I had many scares during my air force career, but only a couple of incidents bring me goose pimples even today. Posted at Shillong in 1988, I was to go for inspection of the PROVOST units under me at Chabua. Strikes, ‘bandhs’ and ‘chakka jam’ were the order of the day. I realised that the day we had planned the visit, it was an Assam Bandh.
I picked up my nephew at one of the tea estates en route. With my wife, two children, and sister, who was visiting us, we set off in my personal Ambassador car. I was in uniform. Traffic up to Guwahati was thin but we kept driving. Around 8am, some young men stopped us at a barrier they had raised. They said that we ought to know it was Assam Bandh from 8am to 8pm, and we could go no further. I flashed my armed forces identity card and told them I was proceeding on duty. It did not impress them and they told me to pull over.

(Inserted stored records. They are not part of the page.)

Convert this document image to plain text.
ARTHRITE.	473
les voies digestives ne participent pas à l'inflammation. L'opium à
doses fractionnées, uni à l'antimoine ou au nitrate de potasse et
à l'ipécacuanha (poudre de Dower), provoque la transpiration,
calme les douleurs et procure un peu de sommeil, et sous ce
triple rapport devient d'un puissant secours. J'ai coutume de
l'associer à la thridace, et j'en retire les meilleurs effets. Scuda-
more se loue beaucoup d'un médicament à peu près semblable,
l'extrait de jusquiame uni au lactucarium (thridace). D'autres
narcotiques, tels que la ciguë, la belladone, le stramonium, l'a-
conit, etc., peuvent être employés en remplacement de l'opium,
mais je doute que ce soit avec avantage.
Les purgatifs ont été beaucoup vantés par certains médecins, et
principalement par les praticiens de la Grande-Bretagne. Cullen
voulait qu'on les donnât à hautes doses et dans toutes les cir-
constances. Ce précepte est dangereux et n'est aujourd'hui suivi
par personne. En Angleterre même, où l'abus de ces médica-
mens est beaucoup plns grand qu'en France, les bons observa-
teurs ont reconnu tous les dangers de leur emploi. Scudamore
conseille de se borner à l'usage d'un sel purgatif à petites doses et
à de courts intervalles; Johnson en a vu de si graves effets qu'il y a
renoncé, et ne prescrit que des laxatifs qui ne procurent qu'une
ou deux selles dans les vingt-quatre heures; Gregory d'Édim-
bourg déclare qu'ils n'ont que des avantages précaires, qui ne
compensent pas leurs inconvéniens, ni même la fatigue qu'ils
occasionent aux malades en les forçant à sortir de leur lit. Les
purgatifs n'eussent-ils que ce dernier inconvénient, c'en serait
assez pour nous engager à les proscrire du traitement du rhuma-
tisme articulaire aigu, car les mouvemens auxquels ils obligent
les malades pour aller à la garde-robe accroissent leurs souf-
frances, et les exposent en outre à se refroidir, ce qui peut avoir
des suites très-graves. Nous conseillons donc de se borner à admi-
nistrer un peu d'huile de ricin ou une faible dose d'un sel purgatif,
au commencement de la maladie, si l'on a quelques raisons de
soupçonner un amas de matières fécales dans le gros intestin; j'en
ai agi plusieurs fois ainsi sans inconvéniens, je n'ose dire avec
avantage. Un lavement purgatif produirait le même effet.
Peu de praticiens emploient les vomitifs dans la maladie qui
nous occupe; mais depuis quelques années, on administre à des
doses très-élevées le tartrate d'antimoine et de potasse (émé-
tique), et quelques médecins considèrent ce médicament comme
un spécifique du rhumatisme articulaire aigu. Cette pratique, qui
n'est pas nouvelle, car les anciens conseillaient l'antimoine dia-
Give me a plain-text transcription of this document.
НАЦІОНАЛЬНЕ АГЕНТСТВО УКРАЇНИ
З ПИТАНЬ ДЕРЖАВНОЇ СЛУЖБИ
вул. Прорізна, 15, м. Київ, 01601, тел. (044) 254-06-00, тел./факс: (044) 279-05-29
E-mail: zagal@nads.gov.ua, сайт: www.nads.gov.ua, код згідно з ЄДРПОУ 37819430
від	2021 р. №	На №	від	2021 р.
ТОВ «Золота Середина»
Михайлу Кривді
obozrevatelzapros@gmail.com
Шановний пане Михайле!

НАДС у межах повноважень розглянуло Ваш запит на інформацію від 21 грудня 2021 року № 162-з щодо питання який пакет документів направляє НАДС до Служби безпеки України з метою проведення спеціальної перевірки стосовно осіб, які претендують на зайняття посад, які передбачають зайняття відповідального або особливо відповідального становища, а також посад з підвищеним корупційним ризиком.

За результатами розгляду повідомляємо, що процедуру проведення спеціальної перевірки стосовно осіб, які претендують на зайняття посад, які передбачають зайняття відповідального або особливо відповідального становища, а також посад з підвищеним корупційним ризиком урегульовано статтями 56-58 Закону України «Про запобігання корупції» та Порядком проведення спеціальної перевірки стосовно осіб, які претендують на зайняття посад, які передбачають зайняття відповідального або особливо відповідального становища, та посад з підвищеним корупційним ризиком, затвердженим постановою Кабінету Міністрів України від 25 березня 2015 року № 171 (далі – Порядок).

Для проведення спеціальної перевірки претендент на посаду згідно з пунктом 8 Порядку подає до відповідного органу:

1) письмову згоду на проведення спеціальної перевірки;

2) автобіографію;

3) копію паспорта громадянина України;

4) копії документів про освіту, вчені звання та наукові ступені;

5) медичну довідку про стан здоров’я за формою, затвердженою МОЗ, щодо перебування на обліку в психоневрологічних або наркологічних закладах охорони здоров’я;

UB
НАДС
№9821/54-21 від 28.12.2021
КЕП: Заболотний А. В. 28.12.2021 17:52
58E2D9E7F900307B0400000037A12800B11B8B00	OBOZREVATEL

They had instructions not to let any vehicle pass. When I was pleading with the man who seemed to be in command, five to six people surrounded our car to ensure that I did not drive off. We couldn’t be stranded until night with children and women; the thought was distressing. I had no time to discuss with my family what to do.
I took a split second to tell the protesters that I’d do as directed, and so they should let me move my car from middle of the road to the left. The men in front got aside and I turned the car to the left slightly for a few feet and then took the Ambassador as fast as it could go. We could hear the shouting men running after us. Half an hour later, we hit another barricade. Here again, I was questioned how I was out in a bandh. I pulled a fast one on them and told them that since I was on duty, their own people at the last cordon had allowed us through.
So, we reached Chabua. At my unit, I shared the incident with the officer in charge, and he told me: “Sir, you made a blunder. These men even fire at people, and they must have noted your car number to catch you on your way back.” On the return journey, he sent a police team along to escort my car though the dangerous area.
Another time, as an aide-de-camp accompanying my boss, an air marshal, and his wife aboard an Avro, I took off from the Palam airport in Delhi. The aircraft was still ascending. The boss and his wife were sitting facing each other across a table in the VIP-configured carrier, and I had taken a sofa by their side. Suddenly, we heard a bang and felt a strong gush of wind. The rear door had opened and, in a few seconds, detached and flown away. We grabbed our seats and the table to save ourselves from being sucked out. It was a blessing that we had not gained much altitude. Soon, a steward came over to tell us the aircraft was descending and now there was nothing to worry. My entire life and the faces of my family had flashed before my eyes, and the air marshal’s wife said she had been thinking in those minutes about her son, who was only 6 (they had married late).
We landed safely but it was a close shave, second time when the Almighty protected me.